The 2028 Term Loans bear interest, at the Company’s election, at either of the following rates: (a) the sum of the Term SOFR Rate (as defined in the Term Loan Agreement) plus 0.11448% (the one-month Term SOFR adjustment) plus a 1.75% margin per annum, or (b) the sum of the Base Rate (as defined in the Term Loan Agreement) plus 0.75% margin per annum. The Term SOFR rate is subject to a floor of 0.00% and the Base Rate is subject to a floor of 1.00%. The Company has elected one-month Term SOFR for interest payments on that debt; however, the Term Loan Agreement provides for Term SOFR adjustments for other interest periods. Interest on the 2028 Term Loans is paid monthly with interest payments on the 2024 Incremental Term Loan portion commencing in April 2024.
As of June 30, 2024 and December 31, 2023, the estimated fair value of the Company’s outstanding long-term debt, including the current portion, was $2.8 billion and $2.3 billion, respectively. The Company’s estimates of fair value of its long-term debt, including the current portion, are based on quoted market prices or other available market data which are considered Level 2 measures according to the fair value hierarchy. Level 2 utilizes quoted market prices in markets that are not active, broker or dealer quotation or alternative pricing sources with reasonable levels of price transparency for similar assets and liabilities.
As of June 30, 2024, after taking into account the interest rate swaps discussed under the “Cash Flow Hedges” header below, the Company’s variable rate debt consisted of $872.4 million of the 2028 Term Loans. The Company’s interest rate on this variable rate debt as of June 30, 2024 was 7.19%.
Cash Flow Hedges
The Company’s strategy to hedge against fluctuations in variable interest rates involves entering into interest rate derivative agreements.

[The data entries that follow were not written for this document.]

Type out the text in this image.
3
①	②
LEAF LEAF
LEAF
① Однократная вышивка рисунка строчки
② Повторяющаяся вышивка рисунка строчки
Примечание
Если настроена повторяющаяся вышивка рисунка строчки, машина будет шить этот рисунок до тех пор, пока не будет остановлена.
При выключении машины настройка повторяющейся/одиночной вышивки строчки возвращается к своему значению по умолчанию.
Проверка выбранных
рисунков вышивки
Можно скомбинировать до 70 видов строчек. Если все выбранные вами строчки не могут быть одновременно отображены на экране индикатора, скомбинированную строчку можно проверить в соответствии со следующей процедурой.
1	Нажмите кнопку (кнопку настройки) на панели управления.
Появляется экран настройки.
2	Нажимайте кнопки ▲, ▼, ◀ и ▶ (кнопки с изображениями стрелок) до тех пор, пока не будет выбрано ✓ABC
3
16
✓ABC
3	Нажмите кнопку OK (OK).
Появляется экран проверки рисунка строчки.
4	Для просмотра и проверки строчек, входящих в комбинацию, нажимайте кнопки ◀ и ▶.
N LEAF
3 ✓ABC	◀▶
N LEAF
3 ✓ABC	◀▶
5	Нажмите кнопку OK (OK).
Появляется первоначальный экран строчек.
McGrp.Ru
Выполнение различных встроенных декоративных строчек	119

The Company has entered into interest rate swap agreements with a notional amount of $600.0 million (“2022 Swaps”) to effectively fix the interest rate on $600.0 million principal of the outstanding Existing Term Loans. The fixed rate on these instruments is 1.9645% and the variable rate is linked to the Term SOFR to mirror the variable interest payments for the Existing Term Loans. Including the 1.75% interest rate margin and the 0.11448% SOFR adjustment for the Existing Term Loans, the effective annual interest rate of this $600.0 million of principal debt is approximately 3.83%. Prior to the phase-out of LIBOR as a referenced rate on June 30, 2023, the fixed rate was 0.931% and the variable rate was linked to LIBOR, again to mirror the LIBOR linked variable interest payments for the Existing Term Loans. With the then 2.00% interest rate margin for the Existing Term Loans, the effective annual interest rate of the $600.0 million of principal debt was 2.931% through June 30, 2023. The 2022 Swaps will expire on September 30, 2027.